The goal of this use case is to leverage MIKELANGELO’s advancements in I/O efficiency of virtual machines and application management to run big data applications on virtual infrastructures. Besides integrating components from other work-packages in MIKELANGELO, this use case will extend existing middleware to run big data clusters on demand in a cloud. At the end of the project the goal is to reach a state that will allow resource providers to deploy an on-demand big data service on their cloud.
This report describes the use case itself along its two main stages. These stages are comprised of benchmarking and of running mini-use cases. The description of the use case consists of a description of hardware and software infrastructure, a description of data sets, a description of mandatory requirements, and a description of how the use case relates to the project’s key performance indicators. Furthermore, we provide an implementation plan for the benchmarking stage and the mini-use case stage. For the benchmarking stage this report offers some more detailed descriptions as they will serve as the project’s initial baseline measurements.
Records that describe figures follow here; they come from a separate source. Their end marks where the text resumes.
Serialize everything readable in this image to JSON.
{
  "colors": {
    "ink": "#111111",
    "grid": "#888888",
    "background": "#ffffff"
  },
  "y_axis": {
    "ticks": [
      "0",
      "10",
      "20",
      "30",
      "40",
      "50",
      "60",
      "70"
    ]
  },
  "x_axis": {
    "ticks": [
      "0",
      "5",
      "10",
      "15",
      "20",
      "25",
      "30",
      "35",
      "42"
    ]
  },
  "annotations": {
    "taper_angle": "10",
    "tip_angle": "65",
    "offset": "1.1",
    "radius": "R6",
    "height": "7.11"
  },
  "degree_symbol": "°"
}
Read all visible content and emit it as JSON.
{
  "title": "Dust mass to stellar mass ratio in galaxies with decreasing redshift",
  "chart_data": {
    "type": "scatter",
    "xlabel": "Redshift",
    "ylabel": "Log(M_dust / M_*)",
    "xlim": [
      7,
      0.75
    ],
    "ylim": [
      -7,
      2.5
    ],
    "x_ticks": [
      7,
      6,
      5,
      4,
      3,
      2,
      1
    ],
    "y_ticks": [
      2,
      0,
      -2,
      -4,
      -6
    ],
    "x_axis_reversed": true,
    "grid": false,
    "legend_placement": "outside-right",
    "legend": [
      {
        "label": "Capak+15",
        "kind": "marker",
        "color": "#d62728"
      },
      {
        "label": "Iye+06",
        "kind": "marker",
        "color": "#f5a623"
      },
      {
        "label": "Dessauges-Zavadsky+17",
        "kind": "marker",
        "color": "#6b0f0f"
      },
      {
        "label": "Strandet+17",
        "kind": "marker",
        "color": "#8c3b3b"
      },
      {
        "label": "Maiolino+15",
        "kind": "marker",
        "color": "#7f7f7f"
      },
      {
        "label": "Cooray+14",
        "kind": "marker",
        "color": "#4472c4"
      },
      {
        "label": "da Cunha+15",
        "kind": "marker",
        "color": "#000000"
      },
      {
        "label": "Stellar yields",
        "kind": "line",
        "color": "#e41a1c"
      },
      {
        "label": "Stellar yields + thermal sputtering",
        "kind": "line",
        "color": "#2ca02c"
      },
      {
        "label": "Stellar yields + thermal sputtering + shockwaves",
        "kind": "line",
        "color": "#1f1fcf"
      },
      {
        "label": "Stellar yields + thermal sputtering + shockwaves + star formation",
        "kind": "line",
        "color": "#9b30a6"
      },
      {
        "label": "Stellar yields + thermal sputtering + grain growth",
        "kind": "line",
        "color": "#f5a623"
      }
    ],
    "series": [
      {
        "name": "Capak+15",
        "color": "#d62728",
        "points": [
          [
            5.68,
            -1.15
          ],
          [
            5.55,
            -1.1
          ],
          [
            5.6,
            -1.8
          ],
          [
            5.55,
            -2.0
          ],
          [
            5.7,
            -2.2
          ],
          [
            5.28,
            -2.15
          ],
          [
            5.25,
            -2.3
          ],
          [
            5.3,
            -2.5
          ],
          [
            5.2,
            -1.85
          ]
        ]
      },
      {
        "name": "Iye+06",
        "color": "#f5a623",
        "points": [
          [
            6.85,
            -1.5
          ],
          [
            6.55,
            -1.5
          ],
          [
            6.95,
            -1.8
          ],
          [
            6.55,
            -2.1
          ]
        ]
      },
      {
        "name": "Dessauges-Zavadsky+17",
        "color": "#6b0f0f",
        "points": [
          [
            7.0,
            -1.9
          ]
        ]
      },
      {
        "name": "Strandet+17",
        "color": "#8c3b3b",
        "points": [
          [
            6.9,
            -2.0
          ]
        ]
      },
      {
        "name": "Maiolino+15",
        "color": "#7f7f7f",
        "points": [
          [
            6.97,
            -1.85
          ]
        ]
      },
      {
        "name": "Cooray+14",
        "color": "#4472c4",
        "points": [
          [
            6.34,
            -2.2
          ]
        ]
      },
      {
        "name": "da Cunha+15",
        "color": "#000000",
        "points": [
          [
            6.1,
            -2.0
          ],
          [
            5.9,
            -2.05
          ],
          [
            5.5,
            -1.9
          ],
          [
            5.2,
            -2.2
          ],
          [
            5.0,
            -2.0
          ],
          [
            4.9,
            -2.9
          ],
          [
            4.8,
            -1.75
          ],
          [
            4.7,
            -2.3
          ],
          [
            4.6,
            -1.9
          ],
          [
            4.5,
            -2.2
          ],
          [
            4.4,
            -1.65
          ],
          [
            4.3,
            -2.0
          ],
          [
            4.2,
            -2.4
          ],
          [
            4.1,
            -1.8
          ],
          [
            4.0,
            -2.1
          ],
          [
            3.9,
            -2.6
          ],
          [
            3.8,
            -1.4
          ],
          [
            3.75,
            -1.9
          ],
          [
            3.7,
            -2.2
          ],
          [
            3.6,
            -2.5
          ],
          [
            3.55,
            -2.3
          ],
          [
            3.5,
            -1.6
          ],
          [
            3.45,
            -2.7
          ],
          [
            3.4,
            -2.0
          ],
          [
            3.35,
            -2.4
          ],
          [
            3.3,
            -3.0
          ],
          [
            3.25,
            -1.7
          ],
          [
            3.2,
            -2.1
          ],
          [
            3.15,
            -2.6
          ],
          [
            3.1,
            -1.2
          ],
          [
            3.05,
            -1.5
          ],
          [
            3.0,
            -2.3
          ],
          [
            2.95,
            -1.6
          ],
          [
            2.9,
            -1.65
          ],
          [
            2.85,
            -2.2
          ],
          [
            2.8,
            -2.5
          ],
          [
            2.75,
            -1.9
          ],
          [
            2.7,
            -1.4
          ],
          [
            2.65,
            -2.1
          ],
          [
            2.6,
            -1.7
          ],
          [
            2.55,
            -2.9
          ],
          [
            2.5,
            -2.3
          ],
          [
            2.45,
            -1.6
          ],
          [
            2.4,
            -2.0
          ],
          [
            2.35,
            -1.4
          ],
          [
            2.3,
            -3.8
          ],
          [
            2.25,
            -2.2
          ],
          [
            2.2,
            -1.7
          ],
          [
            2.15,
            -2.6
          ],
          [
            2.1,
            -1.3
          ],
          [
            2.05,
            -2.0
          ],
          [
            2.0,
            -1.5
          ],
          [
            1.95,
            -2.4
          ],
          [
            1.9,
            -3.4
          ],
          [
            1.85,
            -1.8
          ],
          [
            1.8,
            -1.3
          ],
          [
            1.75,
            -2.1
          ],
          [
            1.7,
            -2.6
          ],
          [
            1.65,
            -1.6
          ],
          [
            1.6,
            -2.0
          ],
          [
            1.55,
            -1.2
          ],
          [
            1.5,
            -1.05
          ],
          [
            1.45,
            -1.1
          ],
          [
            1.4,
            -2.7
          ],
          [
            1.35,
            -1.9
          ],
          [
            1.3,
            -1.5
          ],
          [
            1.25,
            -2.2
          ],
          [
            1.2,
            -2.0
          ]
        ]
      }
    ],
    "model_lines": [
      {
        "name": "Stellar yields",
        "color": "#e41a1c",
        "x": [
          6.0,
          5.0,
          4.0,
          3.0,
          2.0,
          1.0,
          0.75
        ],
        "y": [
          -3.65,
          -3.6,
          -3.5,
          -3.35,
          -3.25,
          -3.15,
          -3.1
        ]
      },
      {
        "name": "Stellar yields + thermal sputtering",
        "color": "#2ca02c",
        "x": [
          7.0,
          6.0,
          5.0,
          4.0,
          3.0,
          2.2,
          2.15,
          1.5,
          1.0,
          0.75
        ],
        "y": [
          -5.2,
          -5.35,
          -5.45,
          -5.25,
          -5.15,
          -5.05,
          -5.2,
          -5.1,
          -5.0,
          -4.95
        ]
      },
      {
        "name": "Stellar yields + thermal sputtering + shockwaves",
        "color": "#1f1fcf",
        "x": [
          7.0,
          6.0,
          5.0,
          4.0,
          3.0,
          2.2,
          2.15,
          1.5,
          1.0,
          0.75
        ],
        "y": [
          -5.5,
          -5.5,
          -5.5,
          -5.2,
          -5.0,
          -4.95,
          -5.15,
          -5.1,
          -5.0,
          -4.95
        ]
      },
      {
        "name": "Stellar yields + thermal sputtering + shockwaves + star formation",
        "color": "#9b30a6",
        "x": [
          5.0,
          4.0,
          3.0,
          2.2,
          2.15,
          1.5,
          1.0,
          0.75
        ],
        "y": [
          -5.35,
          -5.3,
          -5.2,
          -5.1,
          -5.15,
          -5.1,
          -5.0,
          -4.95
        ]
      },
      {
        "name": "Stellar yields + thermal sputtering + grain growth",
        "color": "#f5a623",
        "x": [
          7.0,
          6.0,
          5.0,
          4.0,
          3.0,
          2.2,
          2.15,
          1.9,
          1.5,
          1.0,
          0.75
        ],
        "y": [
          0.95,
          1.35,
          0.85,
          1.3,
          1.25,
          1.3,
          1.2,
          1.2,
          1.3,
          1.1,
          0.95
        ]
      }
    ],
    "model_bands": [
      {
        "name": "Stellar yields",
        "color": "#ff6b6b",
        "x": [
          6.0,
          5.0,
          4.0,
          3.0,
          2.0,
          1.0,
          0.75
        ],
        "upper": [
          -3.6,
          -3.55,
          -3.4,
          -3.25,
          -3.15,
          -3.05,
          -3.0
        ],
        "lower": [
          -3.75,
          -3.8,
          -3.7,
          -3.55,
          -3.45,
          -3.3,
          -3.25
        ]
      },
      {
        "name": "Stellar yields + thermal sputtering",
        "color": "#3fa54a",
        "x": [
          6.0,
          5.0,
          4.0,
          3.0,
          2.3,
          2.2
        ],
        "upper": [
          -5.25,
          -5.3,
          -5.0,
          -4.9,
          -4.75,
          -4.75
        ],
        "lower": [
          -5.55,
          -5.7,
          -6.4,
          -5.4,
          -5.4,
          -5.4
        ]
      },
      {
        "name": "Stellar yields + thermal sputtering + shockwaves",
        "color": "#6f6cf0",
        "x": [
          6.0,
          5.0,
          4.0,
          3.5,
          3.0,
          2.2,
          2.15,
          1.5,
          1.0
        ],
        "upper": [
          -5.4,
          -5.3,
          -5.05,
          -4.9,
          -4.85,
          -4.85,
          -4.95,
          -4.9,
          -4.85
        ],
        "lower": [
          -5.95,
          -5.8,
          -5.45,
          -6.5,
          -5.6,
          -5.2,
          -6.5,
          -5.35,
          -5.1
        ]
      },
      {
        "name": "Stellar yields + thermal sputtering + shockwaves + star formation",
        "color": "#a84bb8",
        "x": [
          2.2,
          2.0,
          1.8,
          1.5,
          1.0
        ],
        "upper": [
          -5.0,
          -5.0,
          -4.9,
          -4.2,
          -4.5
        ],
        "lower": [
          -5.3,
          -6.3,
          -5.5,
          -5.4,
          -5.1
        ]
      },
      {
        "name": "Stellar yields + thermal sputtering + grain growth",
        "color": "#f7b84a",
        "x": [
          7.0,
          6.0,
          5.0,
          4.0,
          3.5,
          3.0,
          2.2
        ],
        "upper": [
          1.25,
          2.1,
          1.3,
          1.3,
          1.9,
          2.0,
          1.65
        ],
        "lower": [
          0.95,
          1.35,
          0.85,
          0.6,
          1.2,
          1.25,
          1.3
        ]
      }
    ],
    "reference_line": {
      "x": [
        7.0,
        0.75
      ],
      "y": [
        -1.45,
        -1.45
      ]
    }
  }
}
The work already performed for the big data use case has led to a number of tangible results. First, we present in this document an overview of the state of the art with regards to big data benchmarks. These form a basis for our first choice, HiBench, as big data benchmark. Second, we have run HiBench on a test bed to establish a baseline to be used for evaluation of MIKELANGELO’s new developments. The data generated in these experiments can be reviewed in MIKELANGELO’s open data repository. Third, we have formed an implementation plan for the remainder of the project for the big data use case. This implementation plan relies on a requirements analysis and on the analysis of the project’s KPIs. The implementation plan specifies the required features for the benchmarking part and for the mini use-cases.
This report provides the most detailed description of the virtualised big data use case so far. This description recaps the current state of the implementation and an implementation plan to be executed during the next project stages. Conclusively, the use case has received most work on the conceptual side and progresses smoothly into the implementation phases.